San Francisco has always had a complicated relationship with fashion. The city values authenticity over trend-chasing, and its most interesting style figures tend to approach their wardrobes the way they approach their civic lives: with conviction, without performance.
Vanessa Getty has been on Vanity Fair’s International Best-Dressed List. She has also been coordinating free spay-neuter services in shopping center parking lots in Hunters Point. For her, those aren’t facts from separate lives. They’re part of the same infrastructure.
The PURR Sale was the clearest expression of that integration. Created in 2008 to fund the Peninsula Humane Society’s mobile veterinary program, the event was built on a simple premise: Getty’s fashion network—her relationships with designers, brand executives, and socially connected women with extraordinary closets—was an asset. The question was how to deploy it.
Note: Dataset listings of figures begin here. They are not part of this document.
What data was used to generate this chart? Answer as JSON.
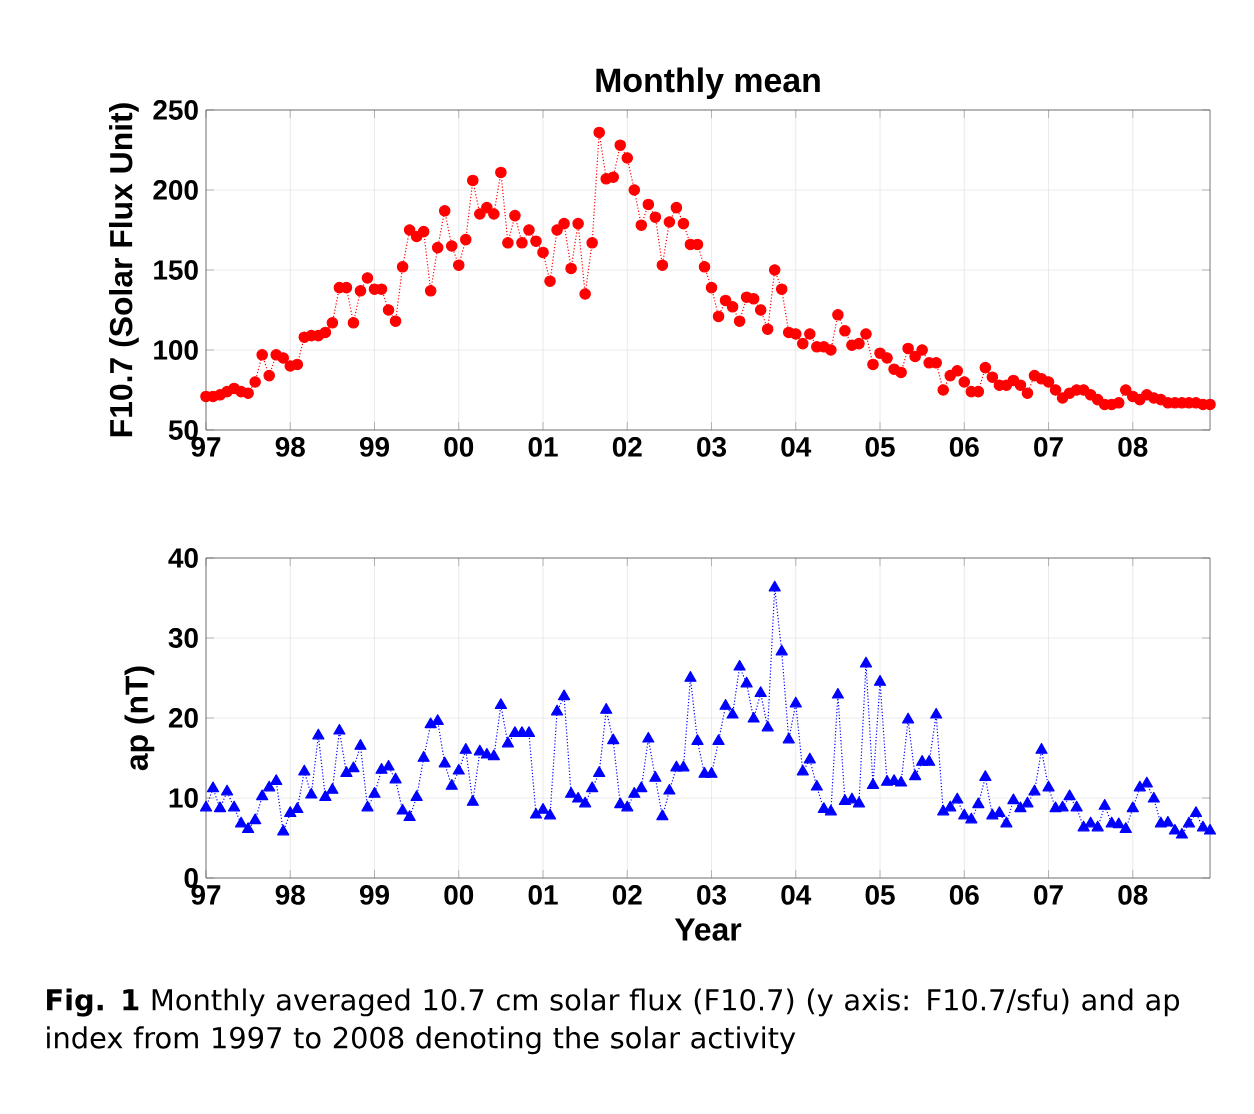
{
  "chart_data": [
    {
      "type": "line",
      "title": "Monthly mean",
      "ylabel": "F10.7 (Solar Flux Unit)",
      "x": [
        "1997-01",
        "1997-02",
        "1997-03",
        "1997-04",
        "1997-05",
        "1997-06",
        "1997-07",
        "1997-08",
        "1997-09",
        "1997-10",
        "1997-11",
        "1997-12",
        "1998-01",
        "1998-02",
        "1998-03",
        "1998-04",
        "1998-05",
        "1998-06",
        "1998-07",
        "1998-08",
        "1998-09",
        "1998-10",
        "1998-11",
        "1998-12",
        "1999-01",
        "1999-02",
        "1999-03",
        "1999-04",
        "1999-05",
        "1999-06",
        "1999-07",
        "1999-08",
        "1999-09",
        "1999-10",
        "1999-11",
        "1999-12",
        "2000-01",
        "2000-02",
        "2000-03",
        "2000-04",
        "2000-05",
        "2000-06",
        "2000-07",
        "2000-08",
        "2000-09",
        "2000-10",
        "2000-11",
        "2000-12",
        "2001-01",
        "2001-02",
        "2001-03",
        "2001-04",
        "2001-05",
        "2001-06",
        "2001-07",
        "2001-08",
        "2001-09",
        "2001-10",
        "2001-11",
        "2001-12",
        "2002-01",
        "2002-02",
        "2002-03",
        "2002-04",
        "2002-05",
        "2002-06",
        "2002-07",
        "2002-08",
        "2002-09",
        "2002-10",
        "2002-11",
        "2002-12",
        "2003-01",
        "2003-02",
        "2003-03",
        "2003-04",
        "2003-05",
        "2003-06",
        "2003-07",
        "2003-08",
        "2003-09",
        "2003-10",
        "2003-11",
        "2003-12",
        "2004-01",
        "2004-02",
        "2004-03",
        "2004-04",
        "2004-05",
        "2004-06",
        "2004-07",
        "2004-08",
        "2004-09",
        "2004-10",
        "2004-11",
        "2004-12",
        "2005-01",
        "2005-02",
        "2005-03",
        "2005-04",
        "2005-05",
        "2005-06",
        "2005-07",
        "2005-08",
        "2005-09",
        "2005-10",
        "2005-11",
        "2005-12",
        "2006-01",
        "2006-02",
        "2006-03",
        "2006-04",
        "2006-05",
        "2006-06",
        "2006-07",
        "2006-08",
        "2006-09",
        "2006-10",
        "2006-11",
        "2006-12",
        "2007-01",
        "2007-02",
        "2007-03",
        "2007-04",
        "2007-05",
        "2007-06",
        "2007-07",
        "2007-08",
        "2007-09",
        "2007-10",
        "2007-11",
        "2007-12",
        "2008-01",
        "2008-02",
        "2008-03",
        "2008-04",
        "2008-05",
        "2008-06",
        "2008-07",
        "2008-08",
        "2008-09",
        "2008-10",
        "2008-11",
        "2008-12"
      ],
      "series": [
        {
          "color": "#ff0000",
          "values": [
            71,
            71,
            72,
            74,
            76,
            74,
            73,
            80,
            97,
            84,
            97,
            95,
            90,
            91,
            108,
            109,
            109,
            111,
            117,
            139,
            139,
            117,
            137,
            145,
            138,
            138,
            125,
            118,
            152,
            175,
            171,
            174,
            137,
            164,
            187,
            165,
            153,
            169,
            206,
            185,
            189,
            185,
            211,
            167,
            184,
            167,
            175,
            168,
            161,
            143,
            175,
            179,
            151,
            179,
            135,
            167,
            236,
            207,
            208,
            228,
            220,
            200,
            178,
            191,
            183,
            153,
            180,
            189,
            179,
            166,
            166,
            152,
            139,
            121,
            131,
            127,
            118,
            133,
            132,
            125,
            113,
            150,
            138,
            111,
            110,
            104,
            110,
            102,
            102,
            100,
            122,
            112,
            103,
            104,
            110,
            91,
            98,
            95,
            88,
            86,
            101,
            96,
            100,
            92,
            92,
            75,
            84,
            87,
            80,
            74,
            74,
            89,
            83,
            78,
            78,
            81,
            78,
            73,
            84,
            82,
            80,
            75,
            70,
            73,
            75,
            75,
            72,
            69,
            66,
            66,
            67,
            75,
            71,
            69,
            72,
            70,
            69,
            67,
            67,
            67,
            67,
            67,
            66,
            66
          ]
        }
      ],
      "marker": "circle",
      "line_style": "dotted",
      "grid": true,
      "xlim": [
        "1997-01",
        "2008-12"
      ],
      "ylim": [
        50,
        250
      ],
      "yticks": [
        50,
        100,
        150,
        200,
        250
      ],
      "xticks": [
        {
          "value": "1997",
          "label": "97"
        },
        {
          "value": "1998",
          "label": "98"
        },
        {
          "value": "1999",
          "label": "99"
        },
        {
          "value": "2000",
          "label": "00"
        },
        {
          "value": "2001",
          "label": "01"
        },
        {
          "value": "2002",
          "label": "02"
        },
        {
          "value": "2003",
          "label": "03"
        },
        {
          "value": "2004",
          "label": "04"
        },
        {
          "value": "2005",
          "label": "05"
        },
        {
          "value": "2006",
          "label": "06"
        },
        {
          "value": "2007",
          "label": "07"
        },
        {
          "value": "2008",
          "label": "08"
        }
      ]
    },
    {
      "type": "line",
      "ylabel": "ap (nT)",
      "xlabel": "Year",
      "x": [
        "1997-01",
        "1997-02",
        "1997-03",
        "1997-04",
        "1997-05",
        "1997-06",
        "1997-07",
        "1997-08",
        "1997-09",
        "1997-10",
        "1997-11",
        "1997-12",
        "1998-01",
        "1998-02",
        "1998-03",
        "1998-04",
        "1998-05",
        "1998-06",
        "1998-07",
        "1998-08",
        "1998-09",
        "1998-10",
        "1998-11",
        "1998-12",
        "1999-01",
        "1999-02",
        "1999-03",
        "1999-04",
        "1999-05",
        "1999-06",
        "1999-07",
        "1999-08",
        "1999-09",
        "1999-10",
        "1999-11",
        "1999-12",
        "2000-01",
        "2000-02",
        "2000-03",
        "2000-04",
        "2000-05",
        "2000-06",
        "2000-07",
        "2000-08",
        "2000-09",
        "2000-10",
        "2000-11",
        "2000-12",
        "2001-01",
        "2001-02",
        "2001-03",
        "2001-04",
        "2001-05",
        "2001-06",
        "2001-07",
        "2001-08",
        "2001-09",
        "2001-10",
        "2001-11",
        "2001-12",
        "2002-01",
        "2002-02",
        "2002-03",
        "2002-04",
        "2002-05",
        "2002-06",
        "2002-07",
        "2002-08",
        "2002-09",
        "2002-10",
        "2002-11",
        "2002-12",
        "2003-01",
        "2003-02",
        "2003-03",
        "2003-04",
        "2003-05",
        "2003-06",
        "2003-07",
        "2003-08",
        "2003-09",
        "2003-10",
        "2003-11",
        "2003-12",
        "2004-01",
        "2004-02",
        "2004-03",
        "2004-04",
        "2004-05",
        "2004-06",
        "2004-07",
        "2004-08",
        "2004-09",
        "2004-10",
        "2004-11",
        "2004-12",
        "2005-01",
        "2005-02",
        "2005-03",
        "2005-04",
        "2005-05",
        "2005-06",
        "2005-07",
        "2005-08",
        "2005-09",
        "2005-10",
        "2005-11",
        "2005-12",
        "2006-01",
        "2006-02",
        "2006-03",
        "2006-04",
        "2006-05",
        "2006-06",
        "2006-07",
        "2006-08",
        "2006-09",
        "2006-10",
        "2006-11",
        "2006-12",
        "2007-01",
        "2007-02",
        "2007-03",
        "2007-04",
        "2007-05",
        "2007-06",
        "2007-07",
        "2007-08",
        "2007-09",
        "2007-10",
        "2007-11",
        "2007-12",
        "2008-01",
        "2008-02",
        "2008-03",
        "2008-04",
        "2008-05",
        "2008-06",
        "2008-07",
        "2008-08",
        "2008-09",
        "2008-10",
        "2008-11",
        "2008-12"
      ],
      "series": [
        {
          "color": "#0000ff",
          "values": [
            8.8,
            11.2,
            8.7,
            10.8,
            8.8,
            6.8,
            6.1,
            7.2,
            10.2,
            11.3,
            12.1,
            5.8,
            8.1,
            8.6,
            13.3,
            10.4,
            17.8,
            10.1,
            11,
            18.4,
            13.1,
            13.7,
            16.5,
            8.8,
            10.5,
            13.5,
            13.9,
            12.3,
            8.4,
            7.6,
            10.1,
            15,
            19.2,
            19.6,
            14.3,
            11.5,
            13.4,
            16,
            9.5,
            15.8,
            15.4,
            15.2,
            21.6,
            16.8,
            18.1,
            18.1,
            18.1,
            7.9,
            8.5,
            7.8,
            20.8,
            22.7,
            10.5,
            9.9,
            9.3,
            11.2,
            13.1,
            21,
            17.2,
            9.2,
            8.8,
            10.5,
            11.2,
            17.4,
            12.5,
            7.7,
            10.9,
            13.8,
            13.8,
            25,
            17.1,
            13,
            13,
            17.1,
            21.5,
            20.4,
            26.4,
            24.3,
            19.9,
            23.1,
            18.8,
            36.3,
            28.3,
            17.3,
            21.8,
            13.3,
            14.8,
            11.4,
            8.6,
            8.3,
            22.9,
            9.6,
            9.8,
            9.3,
            26.8,
            11.6,
            24.5,
            12,
            12.1,
            11.9,
            19.8,
            12.7,
            14.5,
            14.5,
            20.4,
            8.3,
            8.8,
            9.8,
            7.8,
            7.3,
            9.2,
            12.6,
            7.8,
            8.1,
            6.8,
            9.7,
            8.7,
            9.3,
            10.8,
            16,
            11.3,
            8.7,
            8.8,
            10.2,
            8.8,
            6.3,
            6.8,
            6.3,
            9,
            6.8,
            6.7,
            6.1,
            8.7,
            11.3,
            11.8,
            9.9,
            6.8,
            6.9,
            5.9,
            5.4,
            6.8,
            8.1,
            6.3,
            5.9
          ]
        }
      ],
      "marker": "triangle",
      "line_style": "dotted",
      "grid": true,
      "xlim": [
        "1997-01",
        "2008-12"
      ],
      "ylim": [
        0,
        40
      ],
      "yticks": [
        0,
        10,
        20,
        30,
        40
      ],
      "xticks": [
        {
          "value": "1997",
          "label": "97"
        },
        {
          "value": "1998",
          "label": "98"
        },
        {
          "value": "1999",
          "label": "99"
        },
        {
          "value": "2000",
          "label": "00"
        },
        {
          "value": "2001",
          "label": "01"
        },
        {
          "value": "2002",
          "label": "02"
        },
        {
          "value": "2003",
          "label": "03"
        },
        {
          "value": "2004",
          "label": "04"
        },
        {
          "value": "2005",
          "label": "05"
        },
        {
          "value": "2006",
          "label": "06"
        },
        {
          "value": "2007",
          "label": "07"
        },
        {
          "value": "2008",
          "label": "08"
        }
      ],
      "annotations": [
        "**Fig. 1** Monthly averaged 10.7 cm solar flux (F10.7) (y axis: F10.7/sfu) and ap index from 1997 to 2008 denoting the solar activity"
      ]
    }
  ]
}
Her answer was a luxury resale event unlike anything San Francisco had seen at the time. Donations came from across the fashion world: Donna Karan, Michael Kors, Jimmy Choo, Judith Leiber, and Oscar de la Renta, alongside Nicole Kidman and a wide network of San Francisco’s fashion-adjacent community. Everything was priced to move—30 to 70 percent below retail—with 100 percent of proceeds going directly to the mobile clinic.
The design philosophy was deliberate. Getty wanted guests to feel like buyers, not donors. The generosity had already happened at the donation stage. By the time someone arrived at the sale, they were there to shop—and the prices were good enough that shopping required no guilt and no persuasion. A $17,000 Ralph Lauren handbag listed for $12,000. A designer dress that retailed for $1,000 sold for $275.
The first event raised approximately $150,000 in an hour. The second, in 2015, with an expanded network and more than 100 guests in a private Pacific Heights home, raised $350,000.
That money funded free veterinary care for Bay Area communities where a $400 spay or neuter surgery was cost-prohibitive. The mobile clinic drove to neighborhoods across the region, providing surgeries and vaccinations to pet owners who had no other affordable option.
The connection between fashion and that outcome is not coincidental. Getty had spent years building relationships in the fashion world—genuine ones, developed over decades of real presence in that community. PURR was what happened when she turned those relationships toward a problem she cared about solving. The model matched what people were actually willing to do with outcomes that actually mattered.
More than 9,500 free surgeries later, the mobile clinic those events helped fund is still running. Fashion built the infrastructure. Animal welfare is the outcome.